Types of Reliability/Validity
Parallel Forms Reliability
Administering different versions of a test/assessment tool that challenge the same material/knowledge to the same group to see how the scores show the consistency of the results across the versions Ex: two types of AP US History tests given to same year of students, testing the same stuff
Test-Retest Reliability
Administering the same test twice over a period time to the same group to see if the scores from each test correlate to evaluate the test reliability Ex: Indigo test scores may change, and that correlation can be used to evaluate how reliable that test is
Face Validity
How effective a procedure/test is in assessing stated aims Ex: when given a test about psychology, ALL the questions are on psychology, not something else
Ecological Validity
How well a task used in research represents real life Ex: "research into eyewitness testimony" shows that it lacks ecological validity b/c the participants saw things on video instead of in real life
Predictive Validity
How well a test predict future behavior Ex: if a depression test can measure accurate diagnoses of depression, it can predict future possibility of depression
Population Validity
How well the results of a study can be generalized to groups other than the group used in the experiment/study
Internal Validity
Instruments/procedures used in research measure what they're intended to measure
Inter-Rater Reliability
Measure of reliability to see how different judges/raters agree in assessment decisions-do they interpret answers the same way? Do they respond the same to answers given on certain content? Ex: How Flan grades FRQ's vs how the AP graders do-they should score them the same if there's inter-rater reliability
Sampling Validity
Random sampling increases external validity, and random assignment increases internal validity
External Validity
Results able to be generalized beyond immediate study.

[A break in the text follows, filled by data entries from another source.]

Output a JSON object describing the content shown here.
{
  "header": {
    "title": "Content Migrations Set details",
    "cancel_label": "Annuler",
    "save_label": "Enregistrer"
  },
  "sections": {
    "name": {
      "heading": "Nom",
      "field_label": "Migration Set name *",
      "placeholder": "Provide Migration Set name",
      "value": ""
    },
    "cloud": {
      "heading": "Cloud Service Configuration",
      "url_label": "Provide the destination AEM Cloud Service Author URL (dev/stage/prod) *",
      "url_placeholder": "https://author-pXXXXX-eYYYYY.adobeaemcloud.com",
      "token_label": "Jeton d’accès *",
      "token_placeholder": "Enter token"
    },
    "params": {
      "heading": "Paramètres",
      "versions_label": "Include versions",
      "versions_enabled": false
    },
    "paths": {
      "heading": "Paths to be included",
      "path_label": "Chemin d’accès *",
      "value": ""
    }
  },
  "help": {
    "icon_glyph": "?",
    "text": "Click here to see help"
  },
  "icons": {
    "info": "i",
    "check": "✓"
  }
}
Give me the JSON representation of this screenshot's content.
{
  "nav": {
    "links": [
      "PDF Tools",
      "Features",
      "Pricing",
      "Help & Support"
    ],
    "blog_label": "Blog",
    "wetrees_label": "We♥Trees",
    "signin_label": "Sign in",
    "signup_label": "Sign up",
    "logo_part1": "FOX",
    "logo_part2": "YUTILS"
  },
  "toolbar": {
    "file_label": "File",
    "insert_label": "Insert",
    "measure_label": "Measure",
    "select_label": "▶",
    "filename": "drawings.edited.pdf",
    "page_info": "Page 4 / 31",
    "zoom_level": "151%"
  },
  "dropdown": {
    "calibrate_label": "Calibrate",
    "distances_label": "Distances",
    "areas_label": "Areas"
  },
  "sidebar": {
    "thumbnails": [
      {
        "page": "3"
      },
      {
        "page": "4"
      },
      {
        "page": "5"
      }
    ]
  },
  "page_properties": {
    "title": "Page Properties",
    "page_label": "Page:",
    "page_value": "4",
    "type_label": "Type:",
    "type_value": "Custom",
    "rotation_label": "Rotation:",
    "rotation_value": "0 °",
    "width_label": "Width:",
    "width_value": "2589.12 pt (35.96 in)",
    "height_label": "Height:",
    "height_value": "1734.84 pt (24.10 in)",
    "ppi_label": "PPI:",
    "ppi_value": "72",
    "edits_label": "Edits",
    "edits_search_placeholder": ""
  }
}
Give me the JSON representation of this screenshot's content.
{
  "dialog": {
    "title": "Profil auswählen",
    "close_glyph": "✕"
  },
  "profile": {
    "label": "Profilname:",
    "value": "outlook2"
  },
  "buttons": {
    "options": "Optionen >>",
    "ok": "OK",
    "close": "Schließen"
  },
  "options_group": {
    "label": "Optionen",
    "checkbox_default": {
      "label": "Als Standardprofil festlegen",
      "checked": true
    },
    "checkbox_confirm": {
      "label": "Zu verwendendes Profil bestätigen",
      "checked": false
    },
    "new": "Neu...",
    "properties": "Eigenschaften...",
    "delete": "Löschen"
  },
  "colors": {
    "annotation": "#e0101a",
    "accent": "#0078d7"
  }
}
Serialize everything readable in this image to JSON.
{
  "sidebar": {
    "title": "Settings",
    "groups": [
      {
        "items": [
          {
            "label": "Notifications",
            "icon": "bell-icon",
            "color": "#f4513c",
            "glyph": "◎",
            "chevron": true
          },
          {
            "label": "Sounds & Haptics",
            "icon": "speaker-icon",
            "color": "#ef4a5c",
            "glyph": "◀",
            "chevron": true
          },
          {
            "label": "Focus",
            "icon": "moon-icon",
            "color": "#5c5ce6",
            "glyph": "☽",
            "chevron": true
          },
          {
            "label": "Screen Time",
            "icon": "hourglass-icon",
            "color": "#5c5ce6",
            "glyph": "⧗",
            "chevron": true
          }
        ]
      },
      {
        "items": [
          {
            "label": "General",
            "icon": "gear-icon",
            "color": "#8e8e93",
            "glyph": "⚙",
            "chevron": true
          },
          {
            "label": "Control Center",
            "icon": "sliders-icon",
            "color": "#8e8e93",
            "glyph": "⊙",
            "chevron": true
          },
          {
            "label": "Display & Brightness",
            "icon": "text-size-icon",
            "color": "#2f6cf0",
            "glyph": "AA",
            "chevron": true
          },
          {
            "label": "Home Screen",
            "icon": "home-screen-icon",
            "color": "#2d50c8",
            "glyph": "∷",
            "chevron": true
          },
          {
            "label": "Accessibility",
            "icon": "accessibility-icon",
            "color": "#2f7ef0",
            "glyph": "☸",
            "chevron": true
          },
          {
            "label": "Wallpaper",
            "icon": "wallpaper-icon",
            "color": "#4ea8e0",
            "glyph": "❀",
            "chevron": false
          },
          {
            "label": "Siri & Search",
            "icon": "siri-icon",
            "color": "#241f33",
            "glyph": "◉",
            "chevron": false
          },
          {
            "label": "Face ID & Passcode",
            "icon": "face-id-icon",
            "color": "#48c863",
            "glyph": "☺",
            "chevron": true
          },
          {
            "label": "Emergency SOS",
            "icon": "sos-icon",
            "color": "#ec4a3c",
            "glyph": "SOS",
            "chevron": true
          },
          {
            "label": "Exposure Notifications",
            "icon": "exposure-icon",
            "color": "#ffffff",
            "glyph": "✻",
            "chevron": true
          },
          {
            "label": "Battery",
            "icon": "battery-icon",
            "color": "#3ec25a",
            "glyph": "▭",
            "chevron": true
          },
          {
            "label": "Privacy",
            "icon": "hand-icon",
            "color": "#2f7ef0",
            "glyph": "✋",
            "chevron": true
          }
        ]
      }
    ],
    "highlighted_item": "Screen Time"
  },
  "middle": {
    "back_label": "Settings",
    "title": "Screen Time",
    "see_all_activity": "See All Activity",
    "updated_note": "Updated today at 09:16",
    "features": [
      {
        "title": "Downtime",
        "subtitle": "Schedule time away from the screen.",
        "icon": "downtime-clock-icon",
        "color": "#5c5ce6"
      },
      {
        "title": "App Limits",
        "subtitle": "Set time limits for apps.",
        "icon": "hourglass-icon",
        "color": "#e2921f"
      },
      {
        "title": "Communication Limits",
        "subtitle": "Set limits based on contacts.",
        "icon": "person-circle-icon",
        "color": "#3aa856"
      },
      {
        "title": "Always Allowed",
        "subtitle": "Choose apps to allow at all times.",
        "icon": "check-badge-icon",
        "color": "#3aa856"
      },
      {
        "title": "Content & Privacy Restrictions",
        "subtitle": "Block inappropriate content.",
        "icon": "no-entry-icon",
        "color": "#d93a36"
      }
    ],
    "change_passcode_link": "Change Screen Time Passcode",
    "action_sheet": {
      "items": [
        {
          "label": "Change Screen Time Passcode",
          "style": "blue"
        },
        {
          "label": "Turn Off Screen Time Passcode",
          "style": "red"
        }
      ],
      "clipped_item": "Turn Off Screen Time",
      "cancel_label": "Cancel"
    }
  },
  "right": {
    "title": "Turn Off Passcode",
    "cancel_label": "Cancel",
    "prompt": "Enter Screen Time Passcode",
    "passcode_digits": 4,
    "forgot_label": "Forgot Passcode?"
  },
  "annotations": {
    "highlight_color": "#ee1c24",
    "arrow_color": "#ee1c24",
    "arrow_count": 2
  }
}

Ex: studying over periods of time vs. last minute cramming should be applicable to more than one school subject, like English and math
Average Inter-Item Correlation
Sub type of internal consistency reliability-obtained by taking all items on a test geared towards same thing like reading comprehension and determining the CORRELATION COEFFICIENT for each PAIR of items and taking the average of the CC's.
Split-Half Reliability
Sub type of internal consistency reliability-splitting in half all test items looking at the same area of knowledge (i.e. the American Revolution), making two sets of items. Then, the entire test is given to a group; the total scores are recorded, and the split-half reliability is determined by the correlation between the 2 total set scores.
Construct Validity
The test is actually measuring what it's supposed to measure and not measuring other variables-you can use experts in the field of whatever you're studying to see if what you're doing truly measures what you want to find out more about.
Internal Consistency Reliability
Used to evaluate how different test items "probe" the same stuff and if they produce similar results Ex: Do all questions on a mental health test evaluating for depression produce similar results?
Criterion-Related Validity
Used to predict current/future performance-test results and a criterion of interest correlate Ex: Using the current ACT to develop the new SAT we know and love today.